Comme si au détour d’une
tubérosité, d’un nœud, d’un cartilage obtus,
il guettait son ombre parfumée ; le soupçon
de n’avoir jamais été).
Membrane de fibres sur fibres, très fine
et très complètement illuminée.
Au-delà, des ombres pâles
commençaient à se faire deviner.
Du bout de son ongle il déchira la paroi.
IV. S.A.M.
Des boucles de cheveux et des poils odorants —
deux frères, ou bien une
ou deux sœurs
dans un lit endormi et des souffles.
Une chambre sur terre ? Je respire,
il est encore possible que l’air à la surface réveillée
encore possible, possibles : ces boucles de cheveux ? Au réveil ?
Je respire par les oreilles, et je me soigne par l’écoute.
Des rubans de senteurs
dont le rêve avait privé mes sens.
Je reviens des profondeurs,
et des lointains profonds.
Réveillé au musc caprin, réveillé — ibex
dans l’implexité de la coriandre, du jasmin,
rose de Turquie, et au fond du lit
mousse de chêne, oud
et cuir, une peau humaine
un bois de santal ou de cachemire allusif.
L’amour est exact ; les sensations, imprécises.
Les visages sont absents
regardés de si près.
Le grain de la peau, les taches de rousseur
l’iris vert, hétérochromique. Plus près
le signe ↔ de ta pupille ;
tu es l’étoile du Cocher dans un troupeau impatient.
Tout ce qui aurait désespéré mes sens
qui imaginaient
imaginaient vivre la descente infinie……………………………………………………………………………
………………………………Elle béguète des vocales
pulsatiles insensées,
………………………………Sam à la surface du matin. Qui a rêvé ces rêves ?
Qui a rêvé tes rêves ?……………………………………………………………………………Souvent plus vrais
par leur impression plus forte
que par leur véracité et le vraisemblable.
Je réponds à la fable réelle par la fable de ma mémoire.
Je reviens des profondeurs,
des profondeurs des lointains profonds.
Regarde-moi, dit-elle, le lainage gris de ma peau,
Sam à la surface du matin.
Tu ne rêves pas. Tu as trouvé l’habitacle ?
Ta chambre sous la mer ?
C’est ça ?
Tu as entendu les voix ?
Je ne sentais rien des parfums et d’autres senteurs.
Tu as vu les voix ? Les émanations
déroutantes sonorités.
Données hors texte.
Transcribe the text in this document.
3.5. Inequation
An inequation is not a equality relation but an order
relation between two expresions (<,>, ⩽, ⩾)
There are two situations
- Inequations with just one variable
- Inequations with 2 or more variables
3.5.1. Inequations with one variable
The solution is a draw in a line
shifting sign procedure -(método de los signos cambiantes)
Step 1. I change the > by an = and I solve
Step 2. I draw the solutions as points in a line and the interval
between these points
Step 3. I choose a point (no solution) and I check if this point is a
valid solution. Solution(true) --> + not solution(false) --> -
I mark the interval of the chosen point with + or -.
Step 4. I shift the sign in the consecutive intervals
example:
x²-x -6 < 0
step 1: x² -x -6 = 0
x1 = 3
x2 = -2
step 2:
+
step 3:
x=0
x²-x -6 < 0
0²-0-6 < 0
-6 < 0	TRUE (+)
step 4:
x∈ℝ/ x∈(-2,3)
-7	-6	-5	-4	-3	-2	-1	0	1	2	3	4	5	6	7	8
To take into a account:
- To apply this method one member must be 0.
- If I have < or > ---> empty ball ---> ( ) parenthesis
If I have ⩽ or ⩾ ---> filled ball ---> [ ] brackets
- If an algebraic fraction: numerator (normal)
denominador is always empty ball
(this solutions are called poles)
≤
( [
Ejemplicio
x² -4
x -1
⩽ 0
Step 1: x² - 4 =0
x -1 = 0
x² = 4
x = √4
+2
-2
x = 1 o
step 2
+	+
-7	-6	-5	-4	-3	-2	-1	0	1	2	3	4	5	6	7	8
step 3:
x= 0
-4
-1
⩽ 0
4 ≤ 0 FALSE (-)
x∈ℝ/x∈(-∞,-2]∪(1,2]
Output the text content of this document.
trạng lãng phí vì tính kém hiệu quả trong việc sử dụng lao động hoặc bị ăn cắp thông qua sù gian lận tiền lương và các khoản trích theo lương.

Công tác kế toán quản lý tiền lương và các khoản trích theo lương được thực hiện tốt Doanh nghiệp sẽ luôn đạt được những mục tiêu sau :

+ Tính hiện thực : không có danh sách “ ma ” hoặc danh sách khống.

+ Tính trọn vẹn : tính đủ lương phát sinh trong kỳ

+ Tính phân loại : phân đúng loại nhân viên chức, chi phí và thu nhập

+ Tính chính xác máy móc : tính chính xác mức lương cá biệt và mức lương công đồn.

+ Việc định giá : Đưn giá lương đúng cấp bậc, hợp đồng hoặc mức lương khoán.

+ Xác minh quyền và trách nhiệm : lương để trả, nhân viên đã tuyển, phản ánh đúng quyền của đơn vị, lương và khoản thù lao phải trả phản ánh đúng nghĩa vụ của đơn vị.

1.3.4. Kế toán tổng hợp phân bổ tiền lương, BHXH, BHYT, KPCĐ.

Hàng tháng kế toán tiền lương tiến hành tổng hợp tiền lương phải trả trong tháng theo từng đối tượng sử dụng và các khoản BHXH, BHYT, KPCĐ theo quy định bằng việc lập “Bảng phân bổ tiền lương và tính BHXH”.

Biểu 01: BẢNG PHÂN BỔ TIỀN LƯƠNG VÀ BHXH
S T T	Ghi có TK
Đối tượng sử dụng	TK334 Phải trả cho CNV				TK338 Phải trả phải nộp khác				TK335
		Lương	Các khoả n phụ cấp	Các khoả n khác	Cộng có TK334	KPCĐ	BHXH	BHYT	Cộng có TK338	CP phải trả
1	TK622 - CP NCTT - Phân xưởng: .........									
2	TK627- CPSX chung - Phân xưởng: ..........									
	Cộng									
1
Et la chambre ?
Avait-elle une mâchoire et des dents ?
Non, je ne fus pas Jonas ingéré
par son propre esprit.
Je reviens des profondeurs,
et des lointains profonds.
Elle me caresse de l’épaule au garrot
des pointes de l’onglon et du pied.
Est-ce N.A.S.E.A.U.
Que tu as pris pour anneau ?
Elle chevrote, plaisante et rit maintenant.
Dehors, des balles de terre ou de crottin
tombent et roulent
à faible bruit.
Le lit des amants est de paille
et de racines fraîches.
Le fourrage attend, le fourrage vert
et le fourrage sec. Ourania
m’a ramené sur la terre.
Je ne compte pas
les larmes
salées et pleines
de l’océan qui manque à la vie.
Un jour, pendant un rêve ta peau
elle aussi sera écrite comme à Pergame
de ces mots : une chambre sous la mer.